They Had Faces Then - 1977 (Cover Artwork)
Staff Review

They Had Faces Then

1977 (2011)


They Had Faces Then's 1977 EP starts with a lovely, forlorn riff that will invoke feelings of warm familiarity for fans of this style of alternative/indie rock. If you appreciate the pensive brood of bands like Balance and Composure or Manchester Orchestra somewhere in the Like a Virgin Losing a Child days, "Carter" should be right up your alley. While not necessarily sounding exactly like either of those bands, the band carry themselves through this opener with a similarly heavy head and heart.

"Something About Water", however, changes course a bit. The melodies are bolder and brighter, and the band has a more confident swagger, but you still get big waves of guitars and thoughtful, twinkling chords. "You Without Teeth", however, brings back the drama a bit courtesy of dynamically tense, Favorite Gentlemen-esque vocals (think small-time followers like the Devil and the Lion), and the way it transitions into this effortless jangle for a second is cool, although the production is kinda funky on that part for some reason. The post-rock-esque guitar sparkle toward the end is a nice touch, too.

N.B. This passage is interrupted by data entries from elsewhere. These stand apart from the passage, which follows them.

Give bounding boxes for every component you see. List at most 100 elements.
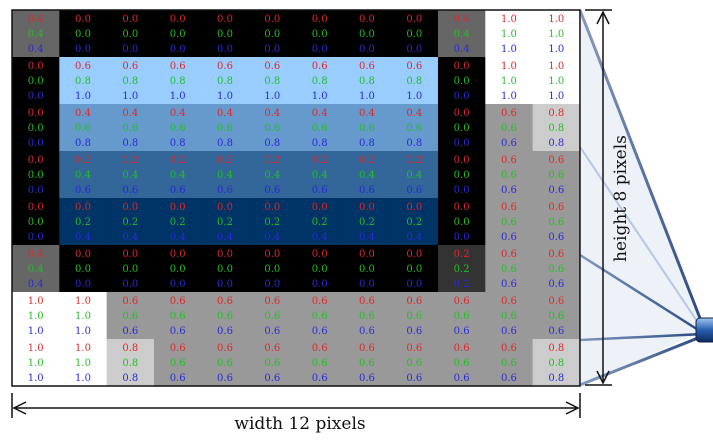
- pixel-swatch: [12, 57, 60, 105]
- camera-icon: [695, 317, 713, 343]
- pixel-swatch: [153, 245, 202, 293]
- channel-value-r: 0.2: [170, 155, 186, 166]
- channel-value-g: 0.4: [122, 170, 138, 181]
- channel-value-g: 0.6: [501, 170, 517, 181]
- channel-value-g: 0.4: [75, 170, 91, 181]
- channel-value-r: 0.0: [217, 202, 233, 213]
- pixel-swatch: [437, 151, 486, 199]
- channel-value-g: 0.2: [359, 217, 375, 228]
- channel-value-g: 0.6: [170, 311, 186, 322]
- pixel-swatch: [153, 198, 202, 246]
- channel-value-r: 1.0: [501, 61, 517, 72]
- channel-value-b: 0.0: [359, 44, 375, 55]
- pixel-swatch: [12, 245, 60, 293]
- channel-value-r: 0.0: [264, 14, 280, 25]
- pixel-cell: 0.4 0.4 0.4: [437, 10, 486, 58]
- pixel-cell: 0.4 0.6 0.8: [59, 104, 108, 152]
- channel-value-g: 0.2: [264, 217, 280, 228]
- pixel-cell: 1.0 1.0 1.0: [59, 292, 108, 340]
- channel-value-b: 0.6: [264, 185, 280, 196]
- channel-value-r: 1.0: [501, 14, 517, 25]
- channel-value-r: 0.0: [406, 249, 422, 260]
- channel-value-g: 0.0: [264, 264, 280, 275]
- pixel-cell: 0.2 0.4 0.6: [106, 151, 155, 199]
- channel-value-r: 0.0: [217, 249, 233, 260]
- channel-value-r: 1.0: [28, 343, 44, 354]
- height-dimension: [585, 9, 612, 386]
- pixel-cell: 0.0 0.0 0.0: [295, 10, 344, 58]
- channel-value-r: 0.6: [548, 249, 564, 260]
- channel-value-b: 0.6: [548, 185, 564, 196]
- channel-value-r: 0.2: [312, 155, 328, 166]
- channel-value-b: 0.0: [75, 279, 91, 290]
- channel-value-b: 0.6: [454, 326, 470, 337]
- pixel-swatch: [106, 151, 155, 199]
- pixel-swatch: [106, 292, 155, 340]
- channel-value-b: 0.6: [75, 185, 91, 196]
- channel-value-g: 0.0: [217, 264, 233, 275]
- channel-value-b: 0.4: [28, 279, 44, 290]
- channel-value-b: 0.8: [264, 138, 280, 149]
- pixel-cell: 0.8 0.8 0.8: [106, 339, 155, 387]
- channel-value-b: 0.6: [406, 373, 422, 384]
- channel-value-b: 0.6: [454, 373, 470, 384]
- channel-value-b: 1.0: [359, 91, 375, 102]
- channel-value-b: 0.0: [312, 44, 328, 55]
- channel-value-r: 1.0: [548, 61, 564, 72]
- pixel-swatch: [532, 104, 581, 152]
- pixel-cell: 0.0 0.0 0.0: [153, 10, 202, 58]
- channel-value-g: 0.6: [122, 123, 138, 134]
- channel-value-r: 0.6: [548, 202, 564, 213]
- pixel-cell: 0.6 0.8 1.0: [59, 57, 108, 105]
- channel-value-g: 0.8: [75, 76, 91, 87]
- channel-value-g: 0.8: [359, 76, 375, 87]
- pixel-swatch: [201, 57, 250, 105]
- pixel-swatch: [532, 151, 581, 199]
- channel-value-g: 1.0: [28, 358, 44, 369]
- channel-value-g: 1.0: [28, 311, 44, 322]
- channel-value-b: 0.6: [501, 232, 517, 243]
- channel-value-r: 0.0: [359, 249, 375, 260]
- channel-value-r: 0.6: [501, 108, 517, 119]
- channel-value-b: 0.4: [75, 232, 91, 243]
- pixel-cell: 0.0 0.0 0.0: [295, 245, 344, 293]
- pixel-swatch: [390, 10, 439, 58]
- channel-value-b: 1.0: [28, 373, 44, 384]
- pixel-cell: 0.6 0.6 0.6: [248, 292, 297, 340]
- channel-value-b: 0.4: [359, 232, 375, 243]
- channel-value-b: 0.0: [406, 279, 422, 290]
- channel-value-b: 0.6: [501, 138, 517, 149]
- channel-value-g: 0.4: [170, 170, 186, 181]
- pixel-swatch: [390, 104, 439, 152]
- channel-value-b: 0.0: [454, 185, 470, 196]
- channel-value-r: 0.6: [454, 296, 470, 307]
- pixel-swatch: [106, 10, 155, 58]
- width-caption: width 12 pixels: [234, 414, 366, 434]
- pixel-swatch: [295, 245, 344, 293]
- ray-top-right: [578, 9, 705, 327]
- channel-value-r: 0.0: [312, 249, 328, 260]
- channel-value-b: 1.0: [75, 373, 91, 384]
- channel-value-b: 1.0: [122, 91, 138, 102]
- channel-value-b: 1.0: [501, 91, 517, 102]
- channel-value-g: 0.0: [122, 29, 138, 40]
- channel-value-g: 0.6: [501, 217, 517, 228]
- channel-value-g: 0.2: [170, 217, 186, 228]
- channel-value-g: 0.8: [264, 76, 280, 87]
- channel-value-r: 0.0: [264, 202, 280, 213]
- channel-value-r: 0.2: [454, 249, 470, 260]
- pixel-cell: 0.4 0.6 0.8: [248, 104, 297, 152]
- pixel-cell: 0.2 0.2 0.2: [437, 245, 486, 293]
- channel-value-r: 0.4: [264, 108, 280, 119]
- channel-value-b: 0.6: [264, 373, 280, 384]
- channel-value-r: 0.0: [454, 155, 470, 166]
- pixel-cell: 0.0 0.2 0.4: [201, 198, 250, 246]
- channel-value-r: 0.0: [28, 202, 44, 213]
- pixel-swatch: [532, 10, 581, 58]
- pixel-swatch: [437, 104, 486, 152]
- channel-value-g: 0.4: [312, 170, 328, 181]
- channel-value-b: 0.0: [28, 185, 44, 196]
- pixel-swatch: [390, 198, 439, 246]
- pixel-cell: 0.6 0.6 0.6: [295, 339, 344, 387]
- pixel-cell: 0.2 0.4 0.6: [390, 151, 439, 199]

The tone of "Anchors" makes it an appropriate, calmer centerpiece, while the band ramp up the energy for "You Shepard". Overall, this second half is less distinctive and gripping than 1977's front end, stocked with some more vague Biblical imagery, but it takes the EP out smartly and creatively enough to matter. Closer "Song 45" makes a better case for standing out, with vocals high in the mix and sung sharply, and versatile guitar tones smearing a compelling texture across it all, though it ends in a painfully abrupt, less-than-ceremonious fashion.

Despite some inconsistencies here and there, there's enough moments on 1977 that are curiously enjoyable, but also familiar in strong (and not necessarily derivative) ways. It warrants They Had Faces Then as a pretty promising act at this point in time.